Un’organizzazione criminale ‘inabissata’, sempre verticistica ma di fatto ormai ‘multipolare’, in cui “si registra un acutizzarsi dell’insofferenza verso il potere esercitato dalla frangia corleonese, in passato garanzia di massima coesione verticistica e la cui autorità, sebbene spesso criticata, finora non era mai stata messa apertamente in discussione”. 

Dia Agrigento, insegna

Questa la ‘fotografia’ della mafia come emerge dalla relazione semestrale della Dia, Direzione investigativa antimafia. 

Il fenomeno dell’inabissamento, “ancora in atto, non è da intendersi come depotenziamento, quanto piuttosto una, seppur forzata, scelta strategica di sopravvivenza finalizzata a sottrarsi alla pressione dello Stato, gestendo in maniera silente – ma adeguandosi costantemente ai mutamenti sociali – gli affari ”interni” ed ”esterni”. 

In questa ottica – rileva la Dia – l’organizzazione si sarebbe specializzata nel controllo e nella fornitura di beni e servizi di varia natura, adottando una ”strategia di mercato” selettiva, tendenzialmente mirata a soddisfare le puntuali esigenze del mercato criminale, in cui il rapporto con la controparte risulta spesso basato su un reciproco vantaggio”. “A questa strategia ”evoluta”, si affianca una più tradizionale modalità d’azione, basata sostanzialmente sulla capacità di esercitare una forte influenza sul territorio in cui viene a radicarsi. Cosa nostra -evidenzia la relazione del Ministro dell’interno al Parlamento sull’attività svolta e sui risultati conseguiti dalla Direzione investigativa antimafia – riesce, così, non solo a condizionare gli apparati politico-amministrativi locali, ma potendo disporre di consistenti capitali ”a basso costo”, altera inevitabilmente il sistema economico-finanziario”.

Scendendo in un’analisi di dettaglio delle singole realtà territoriali della Sicilia, “nel versante occidentale l’area palermitana rappresenta l’epicentro di fenomeni malavitosi di tipo mafioso: un vero e proprio hub criminale, dal quale s’irradiano le principali attività illecite, protese verso l’acquisizione di denaro e il condizionamento del tessuto socio-imprenditoriale, in un vasto comprensorio interprovinciale”. “Continuamente condizionata dalle alterne vicende criminali e giudiziarie di reggenti e uomini d’onore”, Cosa nostra palermitana “mostra crescenti segni di insofferenza verso la leadership corleonese, ristretta in carcere. Le più recenti evidenze investigative – si legge nella relazione della Dia, relativa al primo semestre 2016 – hanno fatto registrare, in tal senso, un incremento delle tensioni connesse alla pressante esigenza di risolvere le questioni del rinnovamento degli organi decisionali”.
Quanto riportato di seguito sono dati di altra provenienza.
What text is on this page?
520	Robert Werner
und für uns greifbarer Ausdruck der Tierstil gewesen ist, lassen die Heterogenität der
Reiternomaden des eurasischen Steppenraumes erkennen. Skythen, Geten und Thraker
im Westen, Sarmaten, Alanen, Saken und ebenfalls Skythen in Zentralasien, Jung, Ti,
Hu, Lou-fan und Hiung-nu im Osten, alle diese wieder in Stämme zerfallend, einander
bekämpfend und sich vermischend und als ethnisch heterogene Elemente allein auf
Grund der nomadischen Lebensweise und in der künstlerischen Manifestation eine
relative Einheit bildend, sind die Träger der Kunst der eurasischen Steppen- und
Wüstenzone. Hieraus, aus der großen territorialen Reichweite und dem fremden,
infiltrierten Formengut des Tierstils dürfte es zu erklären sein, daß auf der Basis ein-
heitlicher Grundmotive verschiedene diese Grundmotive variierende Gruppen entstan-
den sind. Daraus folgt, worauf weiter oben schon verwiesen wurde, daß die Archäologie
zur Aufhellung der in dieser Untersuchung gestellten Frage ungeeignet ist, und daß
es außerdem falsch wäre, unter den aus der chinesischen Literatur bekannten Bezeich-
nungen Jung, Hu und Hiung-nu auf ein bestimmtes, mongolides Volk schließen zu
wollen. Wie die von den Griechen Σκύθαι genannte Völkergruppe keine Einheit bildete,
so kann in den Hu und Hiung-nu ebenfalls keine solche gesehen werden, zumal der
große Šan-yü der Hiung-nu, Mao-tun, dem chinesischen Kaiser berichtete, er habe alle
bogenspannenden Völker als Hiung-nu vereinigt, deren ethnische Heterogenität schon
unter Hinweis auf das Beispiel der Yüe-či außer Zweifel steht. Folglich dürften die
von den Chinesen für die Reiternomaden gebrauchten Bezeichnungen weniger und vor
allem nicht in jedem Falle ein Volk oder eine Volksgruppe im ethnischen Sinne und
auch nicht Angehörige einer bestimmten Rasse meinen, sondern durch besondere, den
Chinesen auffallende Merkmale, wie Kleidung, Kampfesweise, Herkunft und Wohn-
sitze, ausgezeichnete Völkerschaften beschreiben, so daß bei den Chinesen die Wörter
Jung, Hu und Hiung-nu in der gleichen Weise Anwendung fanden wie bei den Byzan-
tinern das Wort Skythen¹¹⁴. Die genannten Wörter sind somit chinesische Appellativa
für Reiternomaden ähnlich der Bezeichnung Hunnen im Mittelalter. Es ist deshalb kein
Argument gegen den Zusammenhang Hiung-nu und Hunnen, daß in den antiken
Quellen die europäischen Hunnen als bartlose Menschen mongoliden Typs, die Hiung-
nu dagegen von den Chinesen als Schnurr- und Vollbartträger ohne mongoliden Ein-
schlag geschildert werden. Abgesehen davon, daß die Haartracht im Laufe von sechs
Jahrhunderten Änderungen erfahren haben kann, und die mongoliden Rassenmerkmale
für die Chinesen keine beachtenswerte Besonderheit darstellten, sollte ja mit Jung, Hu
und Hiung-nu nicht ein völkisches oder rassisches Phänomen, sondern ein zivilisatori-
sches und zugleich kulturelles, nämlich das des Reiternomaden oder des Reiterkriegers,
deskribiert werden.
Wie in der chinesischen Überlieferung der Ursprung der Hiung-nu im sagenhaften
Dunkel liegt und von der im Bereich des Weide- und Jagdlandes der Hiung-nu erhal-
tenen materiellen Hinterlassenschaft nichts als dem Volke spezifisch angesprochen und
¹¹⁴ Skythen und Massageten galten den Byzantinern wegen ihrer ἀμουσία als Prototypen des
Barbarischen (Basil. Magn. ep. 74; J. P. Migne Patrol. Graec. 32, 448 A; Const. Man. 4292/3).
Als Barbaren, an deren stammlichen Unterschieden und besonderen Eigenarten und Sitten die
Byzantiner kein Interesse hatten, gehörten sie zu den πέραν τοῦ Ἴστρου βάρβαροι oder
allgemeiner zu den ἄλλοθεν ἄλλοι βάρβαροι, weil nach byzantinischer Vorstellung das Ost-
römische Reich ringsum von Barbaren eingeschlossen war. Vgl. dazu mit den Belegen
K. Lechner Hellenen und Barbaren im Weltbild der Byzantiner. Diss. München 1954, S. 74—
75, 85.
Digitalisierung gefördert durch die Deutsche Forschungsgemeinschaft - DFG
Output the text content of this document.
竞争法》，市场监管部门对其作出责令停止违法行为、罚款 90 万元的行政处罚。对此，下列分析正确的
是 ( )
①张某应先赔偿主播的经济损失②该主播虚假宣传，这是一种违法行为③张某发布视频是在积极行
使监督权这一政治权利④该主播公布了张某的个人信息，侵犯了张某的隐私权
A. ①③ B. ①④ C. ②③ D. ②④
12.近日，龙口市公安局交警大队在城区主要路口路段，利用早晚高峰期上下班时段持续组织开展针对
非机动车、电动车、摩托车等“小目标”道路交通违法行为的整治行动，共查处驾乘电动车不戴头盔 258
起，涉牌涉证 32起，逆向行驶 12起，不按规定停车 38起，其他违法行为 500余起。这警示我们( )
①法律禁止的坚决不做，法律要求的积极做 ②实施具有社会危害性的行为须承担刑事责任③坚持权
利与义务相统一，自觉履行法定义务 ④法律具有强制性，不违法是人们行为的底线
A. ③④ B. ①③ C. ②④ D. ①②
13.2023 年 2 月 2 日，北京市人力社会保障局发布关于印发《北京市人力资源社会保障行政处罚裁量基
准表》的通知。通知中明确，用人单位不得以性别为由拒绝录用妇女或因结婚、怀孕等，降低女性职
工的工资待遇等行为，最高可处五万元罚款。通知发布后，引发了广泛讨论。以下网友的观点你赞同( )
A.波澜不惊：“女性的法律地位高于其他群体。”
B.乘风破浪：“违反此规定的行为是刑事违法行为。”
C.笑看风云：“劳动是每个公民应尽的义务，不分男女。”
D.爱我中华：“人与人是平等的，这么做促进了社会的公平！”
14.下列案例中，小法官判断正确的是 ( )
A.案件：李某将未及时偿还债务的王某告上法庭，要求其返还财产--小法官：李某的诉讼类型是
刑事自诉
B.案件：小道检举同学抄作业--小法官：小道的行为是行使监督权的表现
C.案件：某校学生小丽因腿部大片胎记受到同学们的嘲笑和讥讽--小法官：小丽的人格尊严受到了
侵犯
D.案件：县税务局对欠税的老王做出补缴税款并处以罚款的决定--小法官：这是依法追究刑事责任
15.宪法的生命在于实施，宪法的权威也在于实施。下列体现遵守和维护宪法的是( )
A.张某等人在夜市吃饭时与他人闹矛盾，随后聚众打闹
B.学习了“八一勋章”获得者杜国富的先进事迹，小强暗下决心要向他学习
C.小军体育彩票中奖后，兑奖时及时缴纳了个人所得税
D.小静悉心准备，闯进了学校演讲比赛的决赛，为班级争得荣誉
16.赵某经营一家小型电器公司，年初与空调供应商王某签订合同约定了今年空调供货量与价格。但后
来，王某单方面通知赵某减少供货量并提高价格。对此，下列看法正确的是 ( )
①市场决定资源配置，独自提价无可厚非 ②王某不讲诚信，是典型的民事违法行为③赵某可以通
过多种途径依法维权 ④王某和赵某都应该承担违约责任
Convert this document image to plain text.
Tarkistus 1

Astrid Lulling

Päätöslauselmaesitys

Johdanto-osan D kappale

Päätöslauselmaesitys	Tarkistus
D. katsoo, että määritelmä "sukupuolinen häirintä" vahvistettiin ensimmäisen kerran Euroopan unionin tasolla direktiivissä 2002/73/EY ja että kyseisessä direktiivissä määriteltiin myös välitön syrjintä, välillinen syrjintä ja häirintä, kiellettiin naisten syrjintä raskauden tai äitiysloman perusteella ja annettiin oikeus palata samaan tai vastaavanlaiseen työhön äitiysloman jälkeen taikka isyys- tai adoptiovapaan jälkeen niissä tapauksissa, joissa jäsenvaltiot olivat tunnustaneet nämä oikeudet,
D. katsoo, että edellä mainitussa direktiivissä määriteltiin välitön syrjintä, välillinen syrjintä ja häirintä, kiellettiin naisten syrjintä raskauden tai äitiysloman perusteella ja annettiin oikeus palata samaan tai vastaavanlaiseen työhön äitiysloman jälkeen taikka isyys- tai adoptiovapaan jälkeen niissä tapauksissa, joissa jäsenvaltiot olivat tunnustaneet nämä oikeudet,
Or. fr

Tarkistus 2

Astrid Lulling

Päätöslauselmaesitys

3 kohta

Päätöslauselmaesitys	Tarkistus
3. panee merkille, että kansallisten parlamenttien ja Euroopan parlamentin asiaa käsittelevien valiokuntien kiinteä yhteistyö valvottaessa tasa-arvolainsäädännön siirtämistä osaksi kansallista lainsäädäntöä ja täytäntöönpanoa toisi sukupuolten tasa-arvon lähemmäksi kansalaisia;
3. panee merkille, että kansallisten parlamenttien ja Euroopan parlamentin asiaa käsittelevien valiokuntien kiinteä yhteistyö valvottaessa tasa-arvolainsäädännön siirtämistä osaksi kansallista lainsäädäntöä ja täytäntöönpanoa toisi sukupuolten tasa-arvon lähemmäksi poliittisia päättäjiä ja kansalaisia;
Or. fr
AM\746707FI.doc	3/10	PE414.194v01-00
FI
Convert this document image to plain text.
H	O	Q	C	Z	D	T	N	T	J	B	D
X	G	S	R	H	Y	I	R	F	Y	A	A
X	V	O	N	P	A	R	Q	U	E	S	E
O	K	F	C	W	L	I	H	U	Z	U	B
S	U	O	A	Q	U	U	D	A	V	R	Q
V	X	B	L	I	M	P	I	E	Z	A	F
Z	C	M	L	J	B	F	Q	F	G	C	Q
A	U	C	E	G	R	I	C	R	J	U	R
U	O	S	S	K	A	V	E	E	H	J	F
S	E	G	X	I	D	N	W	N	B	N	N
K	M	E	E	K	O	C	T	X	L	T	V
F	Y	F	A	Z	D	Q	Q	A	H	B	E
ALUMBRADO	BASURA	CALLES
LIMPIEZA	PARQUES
Da riscontri d’indagine e da nuove collaborazioni, è infatti emersa “la fotografia di un’organizzazione con una propensione ancora verticistica, ma nei fatti multipolare, che si avvale di molteplici centri di comando ed opera in uno scenario eterogeneo, in cui si rilevano sconfinamenti, indebite ingerenze, candidature autoreferenziali e, ancor più, la tendenza di famiglie e mandamenti ad esprimere una maggiore autonomia”. Le cosche delle province di Agrigento e Trapani, in via generale, “mantengono peculiarità omogenee rispetto a quelle del capoluogo di regione, con le quali condividono struttura, interessi, strategie e criticità. È da rilevare, peraltro, che le consorterie trapanesi sembrano aver aumentato la propria influenza nel palermitano e, in genere, nella complessiva governance dell’organizzazione criminale”.